Liputan6.com, Naypyidaw - Kekuasaan kerajaan terakhir di Myanmar, dari Dinasti Konbaung, sudah lama berakhir. Pada 1885, raja terakhirnya Thibaw turun takhta dan monarki tamat saat pasukan Inggris mengalahkan dan menduduki Burma.
Namun, sebuah opera sabun atau sinetron buatan Thailand tak hanya membangkitkan nostalgia tersebut, tapi juga melecut amarah warga Myanmar. Sebab, tayangan itu dianggap menggambarkan intrik istana kekaisaran terbesar kedua dalam sejarah negeri itu.
Keturunan raja terakhir Myanmar juga tak senang. Soe Win, cicit Raja Thibaw meminta tayangan sinetron itu dihentikan karena dianggap 'menghina'.
Advertisement
Baca Juga
Namun, seperti dikutip dari BBC, Senin (13/3/2017), produser drama sejarah yang berjudul A Lady's Flames bersikukuh tayangan itu fiksi belaka.
Thailand, di mana sinetron diproduksi, dikenal sebagai negara yang menerapkan aturan lese majeste -- di mana raja dan anggota keluarga kerajaan tak boleh dikritik apalagi dihina.
"Kami bertanya pada pihak Thailand, akankah mereka menerima jika salah satu perusahaan (hiburan) kami di sini melakukan hal yang sama?," kata Soe Win.
Soe Win menilai, drama itu menjijikan. Apalagi dengan adegan anggota keluarga kerajaan saling menampar. "Sungguh merupakan penghinaan, seakan-akan kami ini liar."
Ia meminta pihak Thailand menghentikan penayangan drama itu. "Untuk memperbaiki hubungan kita sebagai tetangga yang baik."
A Lady's Flames, atau Bahasa Thailandnya adalah Plerng Phra Nang, menggambarkan politik berdarah di kalangan dalam istana sebuah kerajaan di Asia Tenggara pada Abad ke-19. Namun, sebagian orang menganggap tayangan itu menggambarkan situasi kerajaan di Myanmar.
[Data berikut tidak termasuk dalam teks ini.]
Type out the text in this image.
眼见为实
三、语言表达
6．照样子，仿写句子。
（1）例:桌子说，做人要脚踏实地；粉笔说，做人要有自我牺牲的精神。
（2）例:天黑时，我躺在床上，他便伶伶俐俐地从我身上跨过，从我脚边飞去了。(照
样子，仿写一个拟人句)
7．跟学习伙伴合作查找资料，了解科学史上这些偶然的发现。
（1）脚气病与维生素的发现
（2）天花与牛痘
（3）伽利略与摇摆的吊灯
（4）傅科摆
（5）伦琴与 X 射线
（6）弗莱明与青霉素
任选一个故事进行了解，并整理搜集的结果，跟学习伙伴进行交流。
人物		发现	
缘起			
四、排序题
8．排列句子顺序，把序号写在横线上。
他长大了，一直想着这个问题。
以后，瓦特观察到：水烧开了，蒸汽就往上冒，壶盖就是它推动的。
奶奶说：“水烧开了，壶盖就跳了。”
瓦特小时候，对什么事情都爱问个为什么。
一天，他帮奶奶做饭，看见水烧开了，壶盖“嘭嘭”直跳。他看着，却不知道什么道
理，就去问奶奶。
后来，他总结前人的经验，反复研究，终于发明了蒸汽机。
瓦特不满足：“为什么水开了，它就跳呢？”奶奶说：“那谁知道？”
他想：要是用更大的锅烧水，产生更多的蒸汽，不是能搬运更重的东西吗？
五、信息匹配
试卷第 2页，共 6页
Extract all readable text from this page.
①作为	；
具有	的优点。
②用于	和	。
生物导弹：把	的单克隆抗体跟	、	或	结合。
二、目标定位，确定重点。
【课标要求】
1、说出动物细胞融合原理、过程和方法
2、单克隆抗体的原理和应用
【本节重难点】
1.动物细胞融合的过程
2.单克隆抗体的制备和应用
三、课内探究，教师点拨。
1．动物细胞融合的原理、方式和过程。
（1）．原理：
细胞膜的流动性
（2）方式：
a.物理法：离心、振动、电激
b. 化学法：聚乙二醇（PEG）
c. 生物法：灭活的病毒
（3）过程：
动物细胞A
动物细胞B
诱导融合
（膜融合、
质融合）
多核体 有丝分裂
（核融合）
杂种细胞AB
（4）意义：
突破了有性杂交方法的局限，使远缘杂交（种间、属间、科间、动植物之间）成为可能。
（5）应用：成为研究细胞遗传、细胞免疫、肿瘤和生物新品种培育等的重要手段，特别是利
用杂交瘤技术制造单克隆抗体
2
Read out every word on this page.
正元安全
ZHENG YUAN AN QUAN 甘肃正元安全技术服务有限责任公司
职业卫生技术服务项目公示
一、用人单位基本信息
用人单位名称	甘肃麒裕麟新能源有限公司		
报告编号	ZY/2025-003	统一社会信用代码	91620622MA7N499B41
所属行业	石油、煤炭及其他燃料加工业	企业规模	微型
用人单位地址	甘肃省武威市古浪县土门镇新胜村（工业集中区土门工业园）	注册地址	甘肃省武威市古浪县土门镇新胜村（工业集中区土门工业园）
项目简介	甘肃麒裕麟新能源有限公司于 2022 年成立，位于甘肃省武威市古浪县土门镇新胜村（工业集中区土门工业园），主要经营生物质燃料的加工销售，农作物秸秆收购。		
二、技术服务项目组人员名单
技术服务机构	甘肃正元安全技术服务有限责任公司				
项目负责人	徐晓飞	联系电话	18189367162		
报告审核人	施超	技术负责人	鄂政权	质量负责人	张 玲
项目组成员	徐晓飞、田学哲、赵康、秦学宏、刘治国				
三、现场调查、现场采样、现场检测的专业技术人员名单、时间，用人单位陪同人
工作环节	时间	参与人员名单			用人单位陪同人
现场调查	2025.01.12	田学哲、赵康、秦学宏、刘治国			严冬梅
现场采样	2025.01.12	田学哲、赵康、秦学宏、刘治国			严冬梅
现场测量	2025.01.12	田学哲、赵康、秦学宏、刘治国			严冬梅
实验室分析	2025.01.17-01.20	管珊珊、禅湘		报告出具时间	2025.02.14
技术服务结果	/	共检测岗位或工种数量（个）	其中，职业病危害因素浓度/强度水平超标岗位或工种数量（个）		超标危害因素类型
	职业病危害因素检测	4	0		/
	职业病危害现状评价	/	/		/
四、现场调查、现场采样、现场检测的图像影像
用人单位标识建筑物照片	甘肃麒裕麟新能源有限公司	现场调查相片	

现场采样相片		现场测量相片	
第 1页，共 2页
Ananthip, karakter perempuan dalam drama itu digambarkan menjalankan skema untuk merebut kerajaan.
Sejumlah orang menduga, karakter itu mirip Hsinbyumashin, seorang istri raja yang merencanakan pembantaian puluhan bangsawan agar Thibaw bisa naik takhta.
Tak hanya alur cerita, kostum dan setting dalam drama tersebut dianggap mirip dengan situasi istana Myanmar.
Salah satu pengguna Facebook, Cho Lay mengunggah serangkaian gambar karakter opera sabun tersebut, mengeluhkan bahwa tayangan tersebut adalah 'penghinaan pada Kerajaan Myanmar."
Sementara, menurut situs Thailand, Khaosod, A Lady's Flames adalah versi anyar dari drama yang pernah dirilis pada 1996 -- yang berdasarkan sejarah Myanmar.
Namun, produser tayangan yang disiarkan di Channel 7 itu mengatakan pada Khaosod bahwa drama tersebut tidak berhubungan dengan Burma dan fiksi belaka.
"Kostum dan setting pada drama tak dimaksudkan untuk membangkitkan situasi periode tertentu dalam sebuah kerajaan atau negara."
Meski bertetangga, Thailand dan Myanmar terlibat permusuhan berabad-abad, yang dipicu perang yang melibatkan kedua negeri.
Karakter orang Myanmar dalam drama sejarah Thailand, biasanya digambarkan sebagai karakter yang licik atau penjahat.